Krishnamurti: Penso che appetito e desiderio siano collegati.

Anderson: Sì.

Krishnamurti: L'appetito, c'è l'appetito fisico e quello psicologico.

Anderson: Sì, sì.

Krishnamurti: Che è molto più complesso. L'appetito sessuale, e l'appetito intellettuale, un senso di curiosità.

Anderson: Ancora più impetuoso.

Krishnamurti: Più impetuoso, esatto. Penso che sia il desiderio sia l'appetito siano stimolati dal mercato, dal consumismo, cioè, la civiltà moderna lavora attivamente nel mondo al giorno d'oggi, in Russia, e ovunque, perché questo consumismo venga soddisfatto.

Anderson: Giusto. Si parla di obsolescenza pianificata.

Krishnamurti: Obsolescenza pianificata. Proprio così.

Anderson: E » questo che intende, sì, capisco.

Krishnamurti: Allora, che cos'è l'appetito e che cos'è il desiderio? Ho appetito perché ho fame. E » un appetito naturale. Vedo una macchina, di cui ho letto molto, e vorrei possederla, guidarla, sentirne la potenza, viaggiare velocemente, con tutta l'eccitazione che comporta. Questa è un'altra forma di appetito.

Anderson: Sì.

Krishnamurti: L'appetito intellettuale di discutere con una donna o un uomo intelligente, acuto, che percepisce, discutere, stimolarsi a vicenda nella discussione.

Anderson: Sì.

Krishnamurti: Mettendo a confronto il proprio sapere, è una specie di lotta sottile.

Anderson: Voglia di primeggiare

Krishnamurti: Primeggiare. Esatto. Ed è molto stimolante.

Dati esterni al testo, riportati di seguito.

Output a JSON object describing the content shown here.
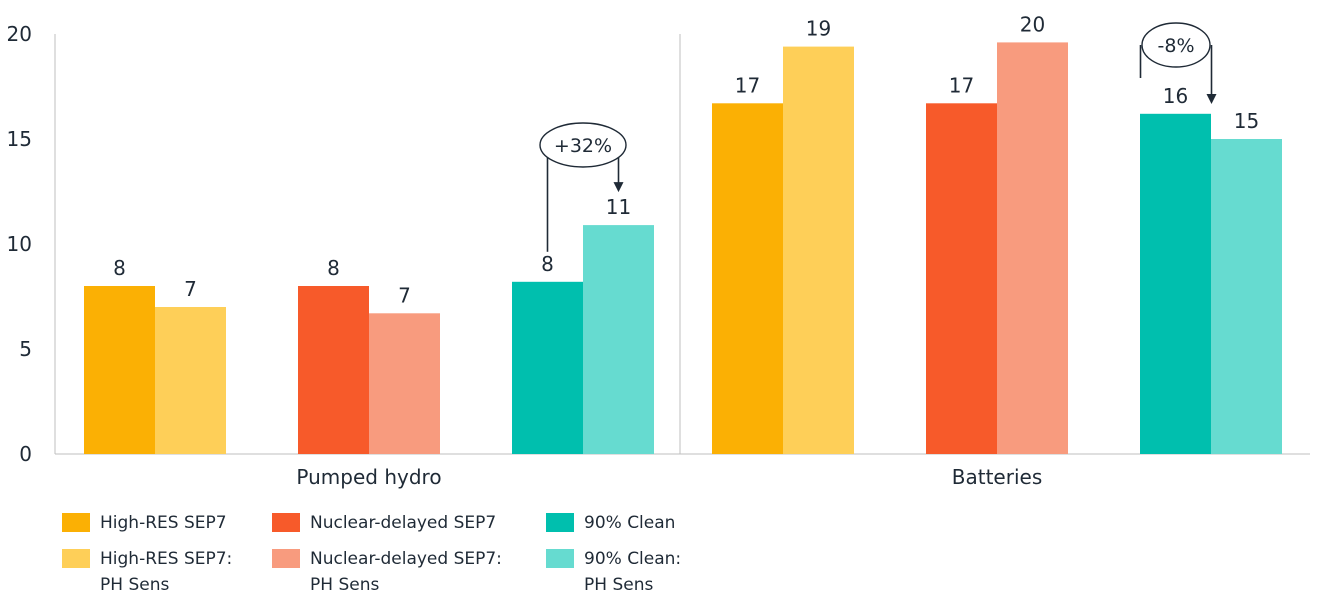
{
  "chart_data": {
    "type": "bar",
    "groups": [
      "Pumped hydro",
      "Batteries"
    ],
    "series": [
      {
        "name": "High-RES SEP7",
        "color": "#FBB004",
        "values": [
          8.0,
          16.7
        ],
        "labels": [
          "8",
          "17"
        ]
      },
      {
        "name": "High-RES SEP7:\nPH Sens",
        "color": "#FECF58",
        "values": [
          7.0,
          19.4
        ],
        "labels": [
          "7",
          "19"
        ]
      },
      {
        "name": "Nuclear-delayed SEP7",
        "color": "#F75A2A",
        "values": [
          8.0,
          16.7
        ],
        "labels": [
          "8",
          "17"
        ]
      },
      {
        "name": "Nuclear-delayed SEP7:\nPH Sens",
        "color": "#F89B7E",
        "values": [
          6.7,
          19.6
        ],
        "labels": [
          "7",
          "20"
        ]
      },
      {
        "name": "90% Clean",
        "color": "#00BFAE",
        "values": [
          8.2,
          16.2
        ],
        "labels": [
          "8",
          "16"
        ]
      },
      {
        "name": "90% Clean:\nPH Sens",
        "color": "#66DBD0",
        "values": [
          10.9,
          15.0
        ],
        "labels": [
          "11",
          "15"
        ]
      }
    ],
    "ylim": [
      0,
      20
    ],
    "yticks": [
      0,
      5,
      10,
      15,
      20
    ],
    "annotations": [
      {
        "group": "Pumped hydro",
        "text": "+32%"
      },
      {
        "group": "Batteries",
        "text": "-8%"
      }
    ],
    "legend_position": "bottom-left",
    "grid": false
  }
}
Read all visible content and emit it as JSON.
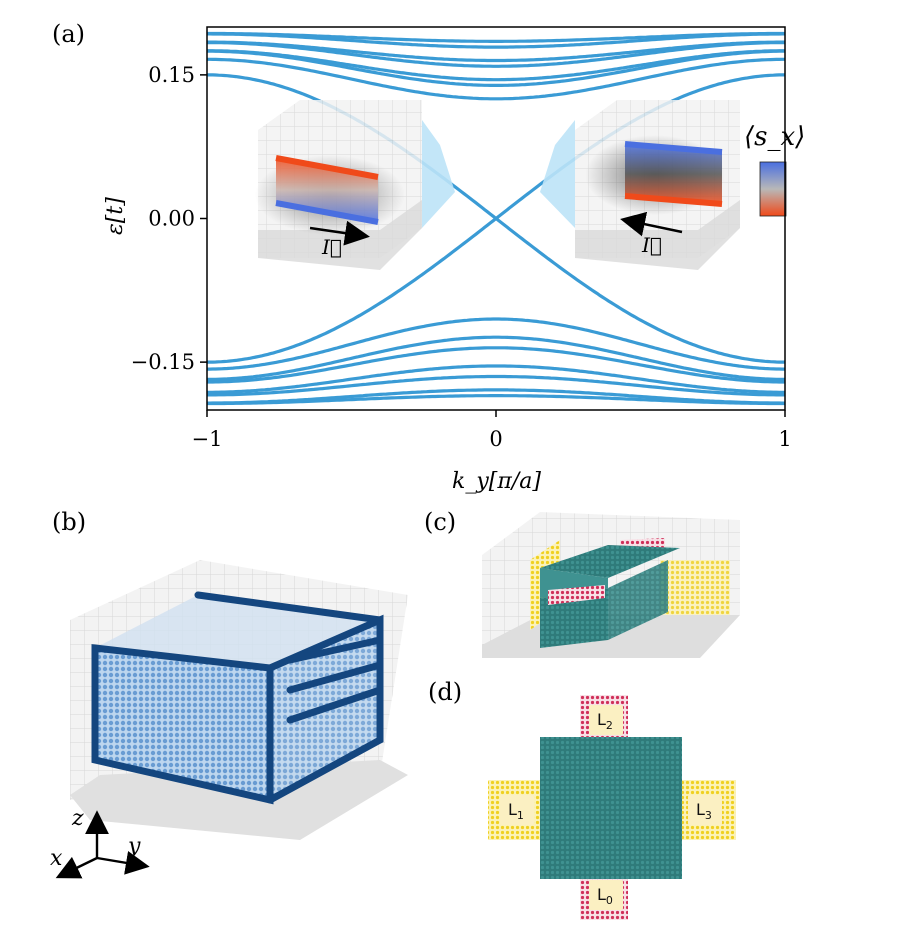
{
  "panels": {
    "a": "(a)",
    "b": "(b)",
    "c": "(c)",
    "d": "(d)"
  },
  "chart_data": {
    "type": "line",
    "xlabel": "k_y[π/a]",
    "ylabel": "ε[t]",
    "xlim": [
      -1,
      1
    ],
    "ylim": [
      -0.2,
      0.2
    ],
    "xticks": [
      -1,
      0,
      1
    ],
    "xtick_labels": [
      "−1",
      "0",
      "1"
    ],
    "yticks": [
      -0.15,
      0.0,
      0.15
    ],
    "ytick_labels": [
      "−0.15",
      "0.00",
      "0.15"
    ],
    "grid": false,
    "series_color": "#3a9bd5",
    "crossing_bands": {
      "description_free": true,
      "linear_slope": 0.2,
      "edge_value_at_k1": 0.15
    },
    "gapped_bands_upper_min": [
      0.125,
      0.135,
      0.145,
      0.155,
      0.165,
      0.175,
      0.185
    ],
    "gapped_bands_lower_max": [
      -0.105,
      -0.12,
      -0.135,
      -0.15,
      -0.165,
      -0.175,
      -0.185
    ],
    "legend": {
      "title": "⟨s_x⟩",
      "colors": [
        "#4a6fe0",
        "#b0b0b0",
        "#f04a1a"
      ],
      "placement": "right"
    },
    "insets": [
      {
        "position": "left",
        "current_label": "I⃗",
        "arrow_direction": "right"
      },
      {
        "position": "right",
        "current_label": "I⃗",
        "arrow_direction": "left"
      }
    ]
  },
  "lattice": {
    "axes": {
      "x": "x",
      "y": "y",
      "z": "z"
    },
    "leads": [
      "L0",
      "L1",
      "L2",
      "L3"
    ],
    "lead_labels": {
      "L0": "L",
      "L0_sub": "0",
      "L1": "L",
      "L1_sub": "1",
      "L2": "L",
      "L2_sub": "2",
      "L3": "L",
      "L3_sub": "3"
    },
    "colors": {
      "scatter": "#2f7b7a",
      "lead_yellow": "#f0d020",
      "lead_red": "#d0305a",
      "wire_blue": "#1f5fa8"
    }
  }
}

Anderson: Oh sì, sì, lo è.

Krishnamurti: E poi c'è l'appetito sessuale, alimentato dal pensarci continuamente, ruminandoci sopra. Ci sono tutti questi appetiti, sia psicologici che fisici, normali e anormali. Il senso di soddisfazione e di frustrazione. Tutto questo è coinvolto nell'appetito. E non sono sicuro che le religioni, le religioni organizzate e le fedi, non stimolino il peculiare appetito per i rituali.

Anderson: Io penso di sì. Mi sembra che, nonostante vogliano sostenere il contrario, ci sia una ostentazione teatrale in questo.

Krishnamurti: Nella messa cattolica romana, c'è la bellezza dei colori, la bellezza della scena, l'intera struttura è meravigliosamente teatrale e bella.

Anderson: In quel momento sembra di avere il paradiso in terra.

Krishnamurti: Tremendamente stimolante.

Anderson: Ma poi dobbiamo uscire da lì.

Krishnamurti: Certamente. La stimolazione viene dalla tradizione, dall'uso delle parole, dai canti, da certe associazioni di parole, simboli, immagini, fiori, incensi, è tutto molto stimolante. E chi ci si abitua ne sente la mancanza.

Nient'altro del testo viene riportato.